What is a bit ironic, though, is that many of the scientists who dedicate their whole lives and careers to unlocking the deep and fundamental secrets of the nature of reality (such as the talk mentioned at the beginning by Dr. Turok) at the same time deny the implications of the very theories they discover. Many operate out of the worldview of Methodical Naturalism, rejecting the reality of anything that cannot be physically detected. But, think for a moment, if the search for the simple and fundamental formula of the universe (which by the way is an abstract mathematical formula) and the belief that only physical realities exist, are actually compatible. It would seem to me that for science to even be able to operate in the search of equations, unifying theories, patterns in sets of data, mathematical analysis, etc implies that these more fundamental truths exist. It implies that reality has an intelligibility to it. It implies that there is no such thing as pure randomness. The most accurate description of reality that we have is an abstract mathematical equation. Reality is understandable on a deeper and deeper and more unified level. The deeper we dig, the more understanding, order, and design we find. As Plato so beautifully pointed out, the more universal something is, the less and less material it is, as the material world is always particular, individual, and singular, while ideas, equations, and essences are always abstracted and stripped from their physical singularity, by definition to be a deeper truth. The deeper we go in understanding reality, the further and further we get from the material world. The deepest parts of reality seem not to be physical at all. If you are not following me here, please watch this video from Sir Roger Penrose, the great physicist, express the same thoughts here. 
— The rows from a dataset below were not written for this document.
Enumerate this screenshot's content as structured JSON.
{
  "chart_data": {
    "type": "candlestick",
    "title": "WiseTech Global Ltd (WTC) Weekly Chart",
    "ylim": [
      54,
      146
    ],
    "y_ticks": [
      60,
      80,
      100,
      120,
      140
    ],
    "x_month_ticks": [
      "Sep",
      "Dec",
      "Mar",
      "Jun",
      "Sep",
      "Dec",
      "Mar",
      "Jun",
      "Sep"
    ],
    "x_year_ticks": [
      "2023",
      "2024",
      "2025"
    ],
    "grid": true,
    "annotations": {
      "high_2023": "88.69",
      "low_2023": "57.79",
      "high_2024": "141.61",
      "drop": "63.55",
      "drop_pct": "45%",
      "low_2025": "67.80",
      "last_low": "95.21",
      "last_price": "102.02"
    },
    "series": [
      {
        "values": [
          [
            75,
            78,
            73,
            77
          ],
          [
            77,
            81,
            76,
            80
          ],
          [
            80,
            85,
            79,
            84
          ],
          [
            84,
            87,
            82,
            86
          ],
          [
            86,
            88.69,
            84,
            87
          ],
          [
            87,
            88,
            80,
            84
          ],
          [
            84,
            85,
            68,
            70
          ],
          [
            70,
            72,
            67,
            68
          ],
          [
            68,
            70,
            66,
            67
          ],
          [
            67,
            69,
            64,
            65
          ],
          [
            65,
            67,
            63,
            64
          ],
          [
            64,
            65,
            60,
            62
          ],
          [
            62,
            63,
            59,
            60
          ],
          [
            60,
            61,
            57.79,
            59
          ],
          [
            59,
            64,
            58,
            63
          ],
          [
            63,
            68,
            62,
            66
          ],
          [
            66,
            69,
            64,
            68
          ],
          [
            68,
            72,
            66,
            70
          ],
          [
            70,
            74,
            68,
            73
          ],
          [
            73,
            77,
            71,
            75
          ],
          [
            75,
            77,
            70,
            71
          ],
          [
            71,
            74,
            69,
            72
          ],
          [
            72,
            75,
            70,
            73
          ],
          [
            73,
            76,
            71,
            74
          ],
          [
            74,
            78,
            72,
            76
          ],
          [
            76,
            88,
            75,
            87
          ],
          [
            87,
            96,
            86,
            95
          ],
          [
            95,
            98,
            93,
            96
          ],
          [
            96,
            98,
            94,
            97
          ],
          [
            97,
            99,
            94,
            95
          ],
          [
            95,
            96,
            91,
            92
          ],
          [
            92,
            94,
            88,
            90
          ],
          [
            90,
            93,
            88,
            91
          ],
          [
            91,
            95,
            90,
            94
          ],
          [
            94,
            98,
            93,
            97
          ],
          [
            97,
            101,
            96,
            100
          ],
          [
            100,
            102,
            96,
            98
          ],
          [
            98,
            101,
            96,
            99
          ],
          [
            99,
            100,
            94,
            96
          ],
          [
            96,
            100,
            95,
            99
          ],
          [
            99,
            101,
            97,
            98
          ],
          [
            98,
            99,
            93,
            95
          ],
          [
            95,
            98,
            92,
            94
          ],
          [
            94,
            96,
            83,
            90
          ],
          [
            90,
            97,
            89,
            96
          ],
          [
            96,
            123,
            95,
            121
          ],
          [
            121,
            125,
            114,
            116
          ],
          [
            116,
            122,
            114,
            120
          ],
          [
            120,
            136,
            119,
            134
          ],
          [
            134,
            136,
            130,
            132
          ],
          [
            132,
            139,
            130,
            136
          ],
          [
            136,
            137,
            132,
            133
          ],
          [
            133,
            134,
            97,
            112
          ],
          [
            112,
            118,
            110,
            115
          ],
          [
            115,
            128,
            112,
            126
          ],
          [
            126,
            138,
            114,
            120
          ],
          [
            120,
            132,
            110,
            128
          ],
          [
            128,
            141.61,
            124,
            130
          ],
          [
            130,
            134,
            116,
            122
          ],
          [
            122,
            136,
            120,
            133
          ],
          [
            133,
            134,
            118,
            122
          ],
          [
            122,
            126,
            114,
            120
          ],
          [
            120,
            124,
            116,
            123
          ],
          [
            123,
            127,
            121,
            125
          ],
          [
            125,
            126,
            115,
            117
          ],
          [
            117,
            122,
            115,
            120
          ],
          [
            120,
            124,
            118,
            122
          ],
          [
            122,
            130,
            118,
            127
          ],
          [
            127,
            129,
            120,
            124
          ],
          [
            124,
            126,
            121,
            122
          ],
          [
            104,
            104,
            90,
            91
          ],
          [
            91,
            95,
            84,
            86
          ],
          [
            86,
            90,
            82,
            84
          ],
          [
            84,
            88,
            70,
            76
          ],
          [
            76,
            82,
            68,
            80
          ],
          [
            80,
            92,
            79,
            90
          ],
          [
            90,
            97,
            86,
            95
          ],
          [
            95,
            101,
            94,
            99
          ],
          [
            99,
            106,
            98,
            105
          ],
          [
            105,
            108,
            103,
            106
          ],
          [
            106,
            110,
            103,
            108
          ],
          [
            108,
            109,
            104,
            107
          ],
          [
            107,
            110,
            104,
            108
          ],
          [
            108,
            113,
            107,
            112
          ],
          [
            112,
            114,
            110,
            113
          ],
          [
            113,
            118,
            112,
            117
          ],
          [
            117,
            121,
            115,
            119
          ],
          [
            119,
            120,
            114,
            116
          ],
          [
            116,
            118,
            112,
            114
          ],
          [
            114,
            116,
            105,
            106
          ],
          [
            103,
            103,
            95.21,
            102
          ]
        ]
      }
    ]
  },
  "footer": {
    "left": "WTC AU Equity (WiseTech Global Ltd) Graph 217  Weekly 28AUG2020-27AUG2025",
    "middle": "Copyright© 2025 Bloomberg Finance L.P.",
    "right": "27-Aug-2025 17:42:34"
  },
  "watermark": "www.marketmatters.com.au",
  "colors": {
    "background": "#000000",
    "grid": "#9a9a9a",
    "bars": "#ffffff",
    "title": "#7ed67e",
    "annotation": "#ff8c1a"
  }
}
This also means that science operates off of the principle called the "principle of sufficient reason." This basically means that for every phenomena, there is an intelligible causal reality behind it. The more we search, the more answers we find to the nature of things, the more and more universal the fundamental laws of the universe become, the more clear the parameters of existence manifest themselves, and the more and more simple they continue to get. There is no such thing as randomness as such. There is only randomness within a relative principled framework. You can throw some dice and claim that the outcome is random, but it is always relative to the designed framework of the sides and numbering of the dice itself. And so, if this seems to be true as far as we can tell, as far as we can really search so far into the nature of reality, it seems to hold that this journey of discovery into the nature of reality must terminate in the heart of being. This heart, so to speak, must be so universal and all encompassing that it contains all being in its potentiality within itself in a way which fully actualized in every way. In Aristotle's words, it must be perfectly simple, having no parts. The completely universal has no distinctions or singularity to it. St. Thomas Aquinas would argue, in fact, that not only is this the logical outcome of the search for the reality of things, but that it is absolutely necessary to be the case for anything to exist at all. If everything we know is causally dependent on what is more universal and fundamental than itself, there must be something which is ultimately universal and fundamental as its prime reality. 

"God is to be (verb) itself through himself subsisting" - St. Thomas Aquinas


And thus, in the Platonic, Aristotelian, and Thomistic traditions the search into the nature of reality always, by definition, must culminate with the discovery of God. To understand God's existence is the most enlightening truth that we can possibly understand. And to know God in a personal way is the most formative reality that there is. That is why Pope John Paul II said that, "Christ reveals man to himself." As St. Thomas says, while we can prove that God exists and what he must be like, we still cannot comprehend what the essence of God is in itself. Thus, the philosophical journey of uncovering more deeply the reality of being must continue. And it is in continuing this search for ultimate and unifying truths that we will find meaning and happiness as we will come to understand our purpose here and who exactly we are.